Humans have been resting on the ground for thousands of years using various positions, including squats, cross-legged, or kneeling. Even though there are many things you can do to help your back, it is still very common for people to sit on the ground in many cultures.
Many English-speaking people refer floor sitting to as “Indian style”, but it’s also called “Turkish Style”. It’s known as “Yangban style” in Korea, after the ruling class. In Japan, the formal way of sitting is seiza. This involves sitting on your heels and your knees on the ground.
Sukhasana is a form of yoga that involves sitting cross-legged on a flat surface. This position, also known as lotus, is said to help with posture, flexibility, and peace of mind. It is believed that this position helps with digestion.
Cross-legged, squatting, and kneeling positions help to stretch your hips and legs. This promotes natural flexibility and movement. Should we choose the floor instead of a chair, given that more people spend their day sitting?
Evidence from clinical and anecdotal evidence suggests that different sitting positions place different physical stress on our bodies. Sitting in the same position for long periods of time can affect the structure of your low back (lumbar region of spine) and your pelvis movement characteristics. It is believed that this could lead to long-term health issues such as arthritis.
It is recommended that people use appropriate supports and assistive devices, as well as to change positions frequently when they are seated for long periods of time.
Researchers and doctors have looked at the ergonomics of sitting on chairs and have provided a variety of tips on sitting upright and how to avoid long-term health problems. But there is actually little scientific evidence on sitting on the floor.
Children naturally gravitate towards the floor.
Health professionals advise that people should sit on the ground to maintain their natural curve. This allows them to be more upright and helps improve posture. Sitting on the ground can also be said to increase strength and flexibility, and help with lower-back pain.
Although there are not many studies on floor sitting, some research may support these claims. The reason is that the spine structure displays an inward natural curve at the lower back, called lumbar-lordosis. The lumbar lordosis when sitting on the ground is quite low, which is closer than our natural position.
Cross-legged sitting could result in the correct curve at the upper back and lower back. This will help stabilize the pelvis and lower back. However, some sitting positions can rotate the pelvis forwards, and the lumbar lordosis may be more flattened when seated on a chair. This can lead to problems.
Research has shown that lumbar lordosis changes occur most often at the vertebral level, or at the segmental level at lower spine. Lower back pain can be easily aggravated by sitting on the ground. It is important to use a lordotic curve in the lumbar region to avoid this.

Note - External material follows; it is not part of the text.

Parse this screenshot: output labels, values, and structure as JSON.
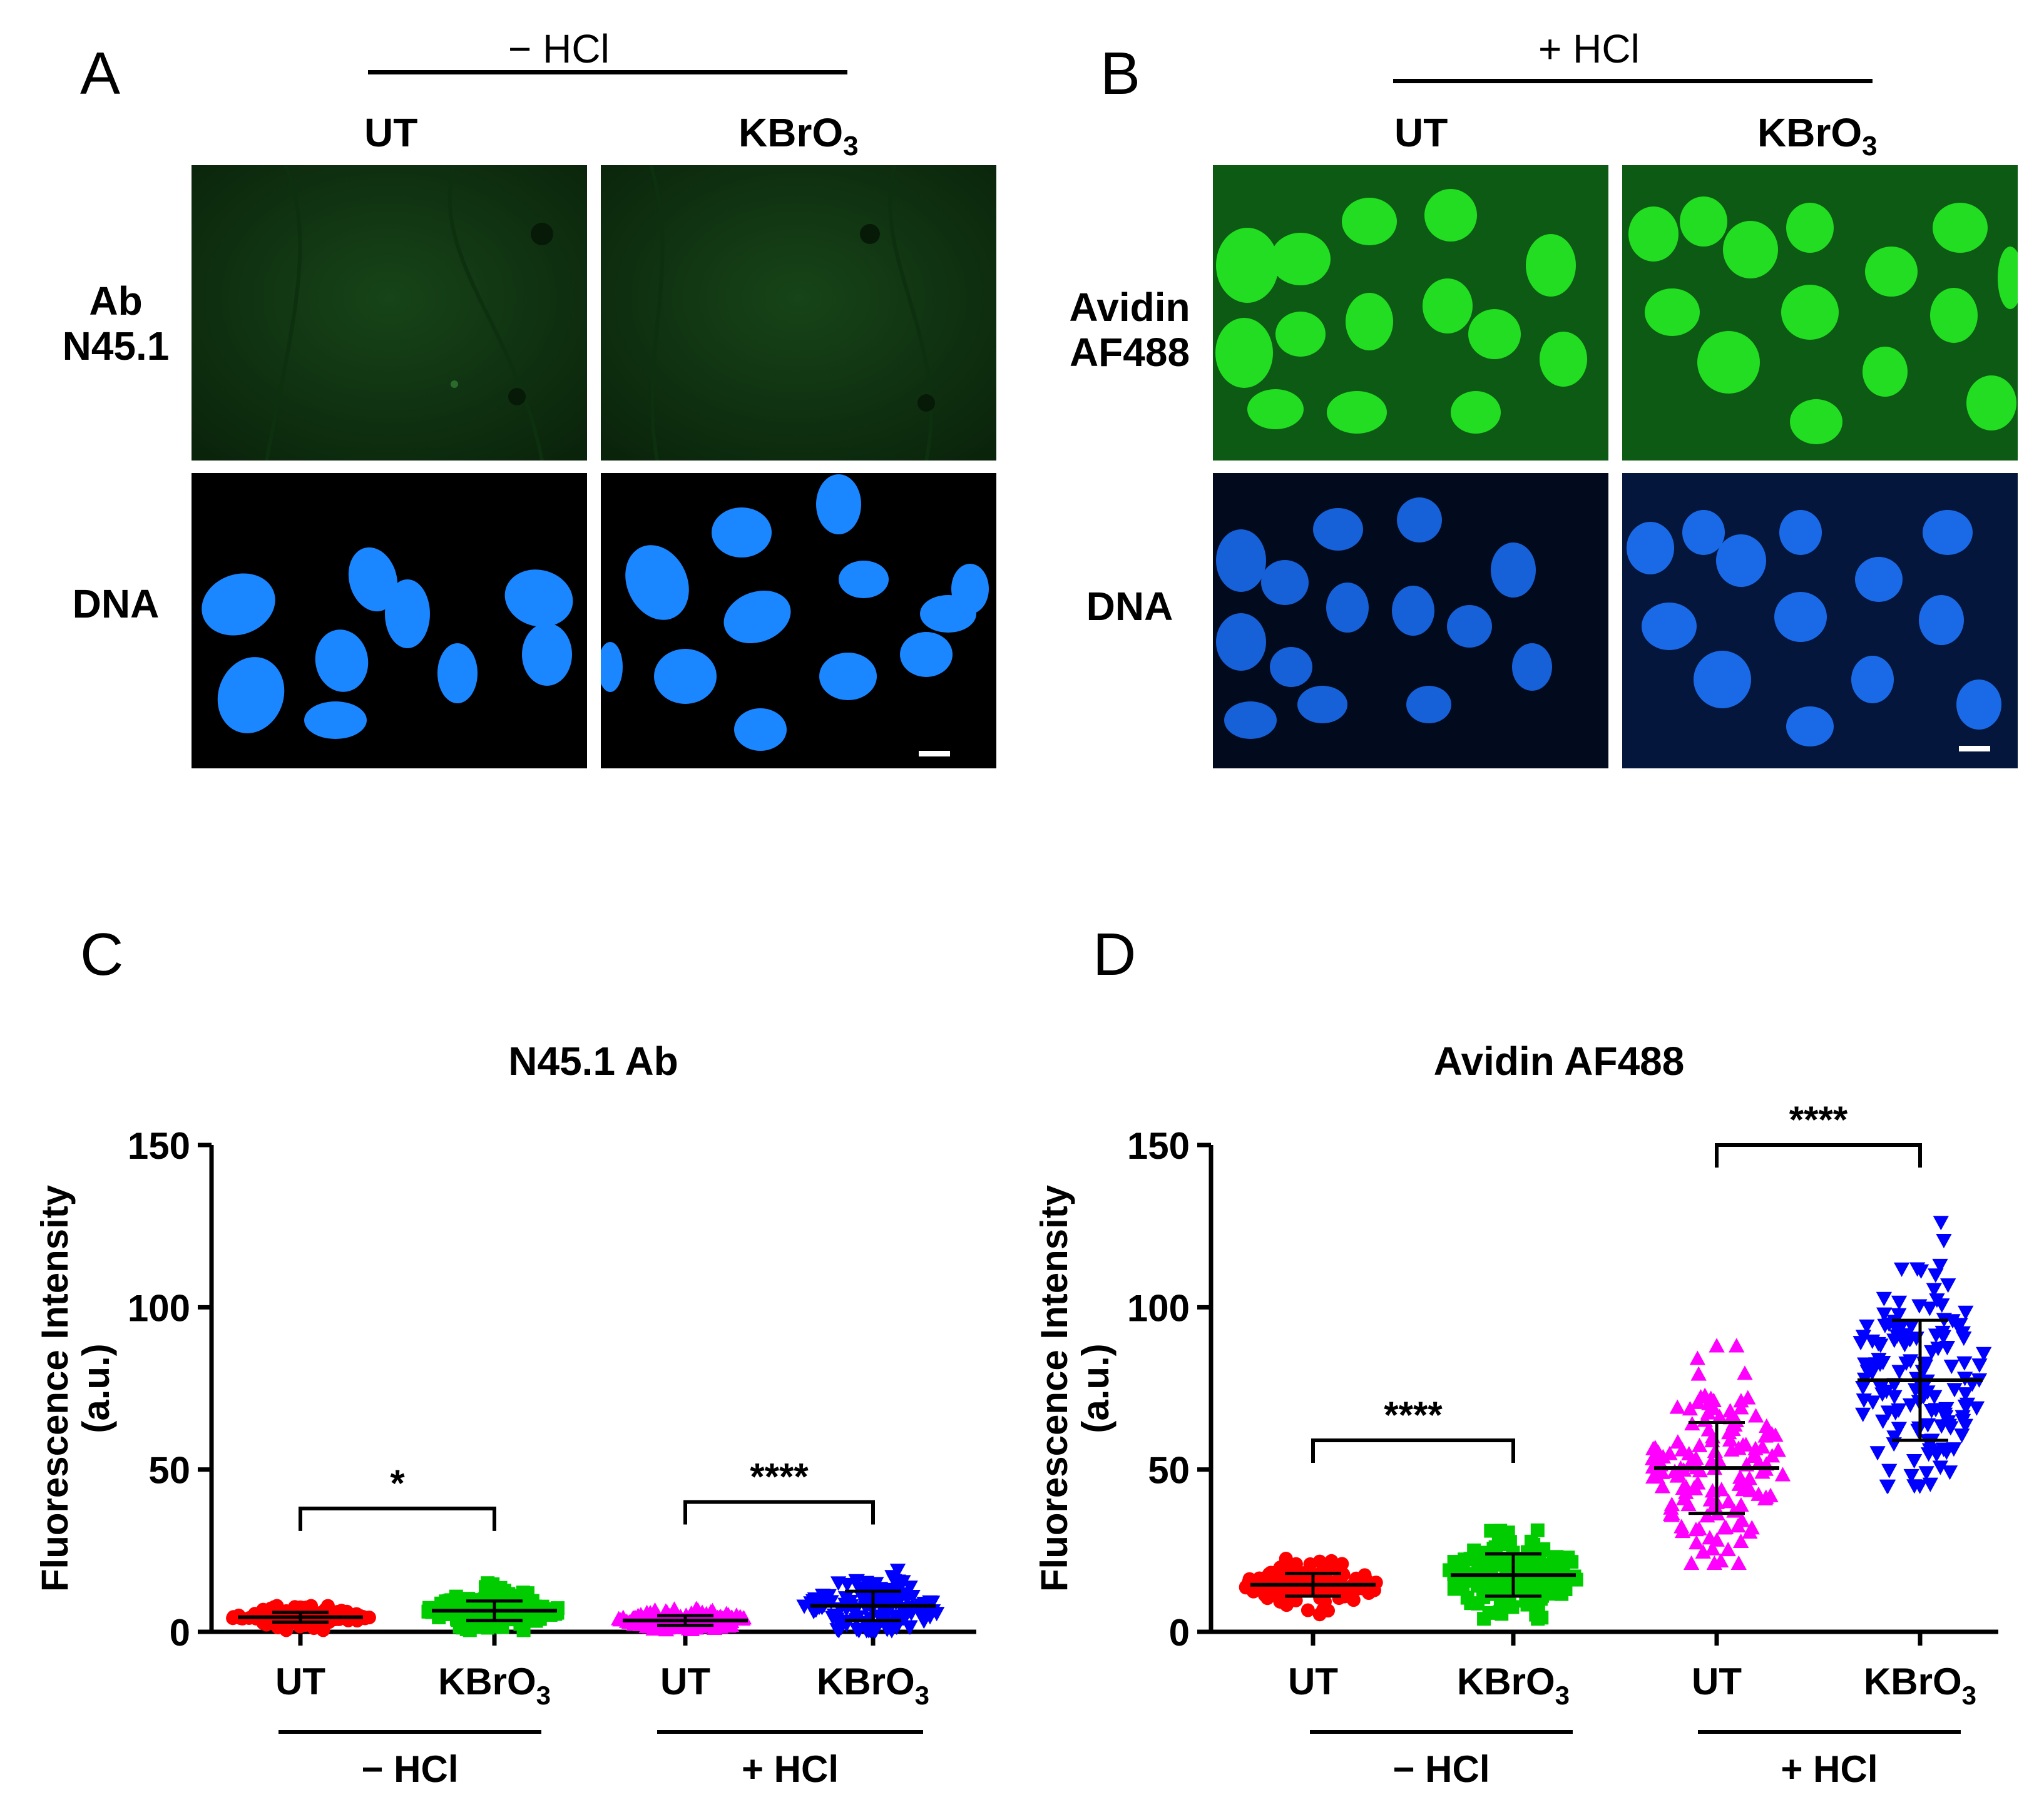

Studies show that sitting cross-legged on a chair causes a greater load to the spine and intervertebral discs. It is important to sit correctly.
As part of a meditation or yoga practice, many people will sit on the ground.

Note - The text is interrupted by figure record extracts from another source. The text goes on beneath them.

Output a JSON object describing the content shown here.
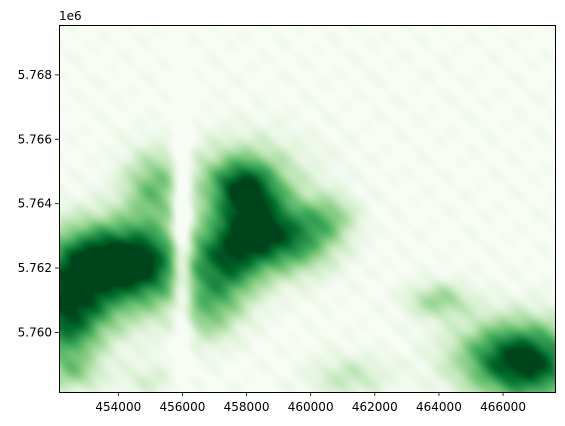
{
  "chart_data": {
    "type": "heatmap",
    "colormap": "Greens",
    "colormap_low": "#f7fcf5",
    "colormap_high": "#00441b",
    "title": "",
    "xlabel": "",
    "ylabel": "",
    "xlim": [
      452150,
      467620
    ],
    "ylim": [
      5758150,
      5769550
    ],
    "y_offset_text": "1e6",
    "xticks": [
      {
        "value": 454000,
        "label": "454000"
      },
      {
        "value": 456000,
        "label": "456000"
      },
      {
        "value": 458000,
        "label": "458000"
      },
      {
        "value": 460000,
        "label": "460000"
      },
      {
        "value": 462000,
        "label": "462000"
      },
      {
        "value": 464000,
        "label": "464000"
      },
      {
        "value": 466000,
        "label": "466000"
      }
    ],
    "yticks": [
      {
        "value": 5760000,
        "label": "5.760"
      },
      {
        "value": 5762000,
        "label": "5.762"
      },
      {
        "value": 5764000,
        "label": "5.764"
      },
      {
        "value": 5766000,
        "label": "5.766"
      },
      {
        "value": 5768000,
        "label": "5.768"
      }
    ],
    "intensity_features": [
      {
        "name": "west-ridge",
        "x": 452700,
        "y": 5761400,
        "sx": 1300,
        "sy": 1100,
        "amp": 0.95
      },
      {
        "name": "west-ridge-north",
        "x": 453800,
        "y": 5762400,
        "sx": 1100,
        "sy": 800,
        "amp": 0.8
      },
      {
        "name": "west-edge-low",
        "x": 452400,
        "y": 5760000,
        "sx": 700,
        "sy": 900,
        "amp": 0.55
      },
      {
        "name": "west-upper-slope",
        "x": 455100,
        "y": 5764500,
        "sx": 700,
        "sy": 800,
        "amp": 0.55
      },
      {
        "name": "west-mid",
        "x": 455000,
        "y": 5762000,
        "sx": 700,
        "sy": 900,
        "amp": 0.6
      },
      {
        "name": "central-ridge-a",
        "x": 457300,
        "y": 5762200,
        "sx": 900,
        "sy": 900,
        "amp": 0.9
      },
      {
        "name": "central-ridge-b",
        "x": 458300,
        "y": 5763500,
        "sx": 900,
        "sy": 900,
        "amp": 0.85
      },
      {
        "name": "central-ridge-c",
        "x": 457800,
        "y": 5764600,
        "sx": 700,
        "sy": 600,
        "amp": 0.6
      },
      {
        "name": "central-ridge-d",
        "x": 459600,
        "y": 5762800,
        "sx": 900,
        "sy": 700,
        "amp": 0.65
      },
      {
        "name": "central-ridge-e",
        "x": 460600,
        "y": 5763600,
        "sx": 600,
        "sy": 500,
        "amp": 0.4
      },
      {
        "name": "central-south",
        "x": 456800,
        "y": 5760600,
        "sx": 700,
        "sy": 700,
        "amp": 0.45
      },
      {
        "name": "central-plateau",
        "x": 458000,
        "y": 5765000,
        "sx": 1500,
        "sy": 900,
        "amp": 0.3
      },
      {
        "name": "hill-464",
        "x": 464000,
        "y": 5761000,
        "sx": 700,
        "sy": 400,
        "amp": 0.45
      },
      {
        "name": "southeast-hill",
        "x": 466900,
        "y": 5759000,
        "sx": 1200,
        "sy": 900,
        "amp": 0.95
      },
      {
        "name": "southeast-spread",
        "x": 465800,
        "y": 5759300,
        "sx": 1200,
        "sy": 800,
        "amp": 0.45
      },
      {
        "name": "south-461",
        "x": 461200,
        "y": 5758600,
        "sx": 900,
        "sy": 500,
        "amp": 0.3
      },
      {
        "name": "south-455",
        "x": 455000,
        "y": 5758500,
        "sx": 700,
        "sy": 400,
        "amp": 0.2
      },
      {
        "name": "south-west-corner",
        "x": 452600,
        "y": 5758700,
        "sx": 600,
        "sy": 400,
        "amp": 0.3
      }
    ],
    "intensity_cuts": [
      {
        "name": "valley",
        "x": 456000,
        "y": 5763000,
        "sx": 220,
        "sy": 2600,
        "amp": 0.55
      }
    ]
  }
}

It is still not clear what the exact relationship between low back pain, sitting posture, and how these muscles work. However, scientific has shown that certain lumbopelvic muscles, located in the hip regions, play an important part in postural stabilisation.

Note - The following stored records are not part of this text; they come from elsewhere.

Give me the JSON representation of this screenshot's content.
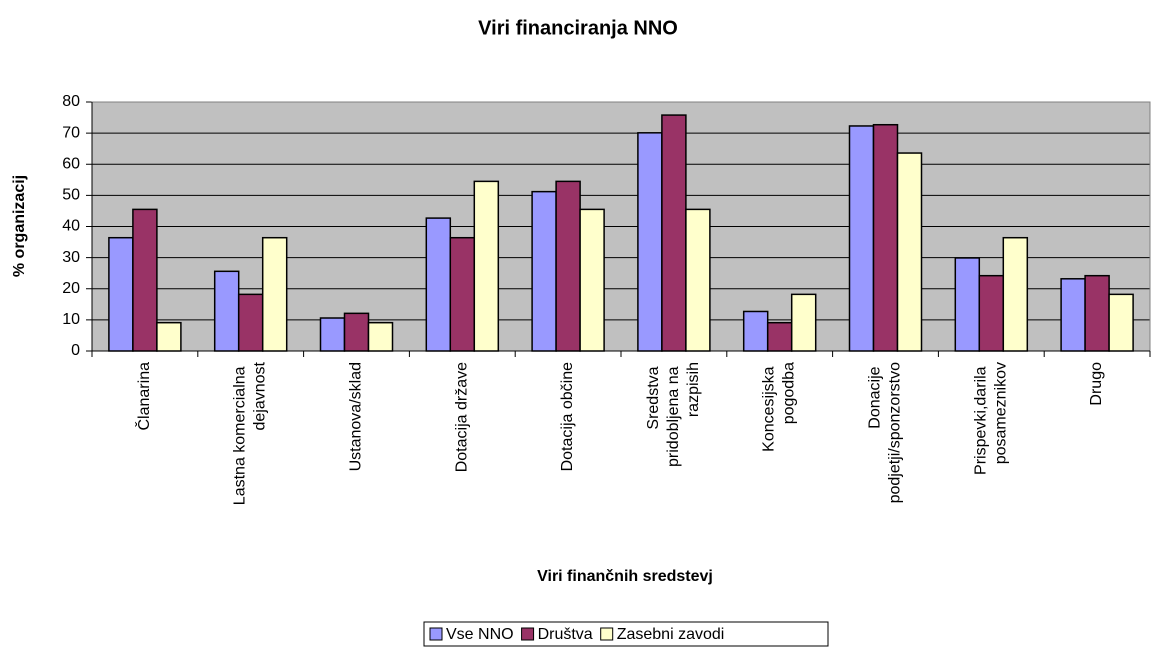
{
  "chart_data": {
    "type": "bar",
    "title": "Viri financiranja NNO",
    "x_label": "Viri finančnih sredstevj",
    "y_label": "% organizacij",
    "categories": [
      "Članarina",
      "Lastna komercialna dejavnost",
      "Ustanova/sklad",
      "Dotacija države",
      "Dotacija občine",
      "Sredstva pridobljena na razpisih",
      "Koncesijska pogodba",
      "Donacije podjetji/sponzorstvo",
      "Prispevki,darila posameznikov",
      "Drugo"
    ],
    "series": [
      {
        "name": "Vse NNO",
        "color": "#9999ff",
        "values": [
          36.4,
          25.6,
          10.6,
          42.7,
          51.2,
          70.1,
          12.7,
          72.3,
          29.9,
          23.2
        ]
      },
      {
        "name": "Društva",
        "color": "#993366",
        "values": [
          45.5,
          18.2,
          12.1,
          36.4,
          54.5,
          75.8,
          9.1,
          72.7,
          24.2,
          24.2
        ]
      },
      {
        "name": "Zasebni zavodi",
        "color": "#ffffcc",
        "values": [
          9.1,
          36.4,
          9.1,
          54.5,
          45.5,
          45.5,
          18.2,
          63.6,
          36.4,
          18.2
        ]
      }
    ],
    "ylim": [
      0,
      80
    ],
    "yticks": [
      0,
      10,
      20,
      30,
      40,
      50,
      60,
      70,
      80
    ],
    "grid": true,
    "legend": "bottom"
  }
}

Evidence suggests that sitting on the ground with your legs folded is safer than squatting or sitting on the ground with your legs stretched out. One study showed that both squatting and cycling are risk factors for osteoarthritis of the knees.
Although there isn’t enough scientific evidence to support the benefits of floor sitting as a method of sitting down, it is becoming more popular among those who choose to live minimalistic or without furniture.
What’s the best position to sit? Although everyone will have a different sitting position, good sitting habits include regular movement and frequent changes to your position. You can do this by moving around in the chair, or simply standing up and stretching. Listen to your body. It will tell you what it needs.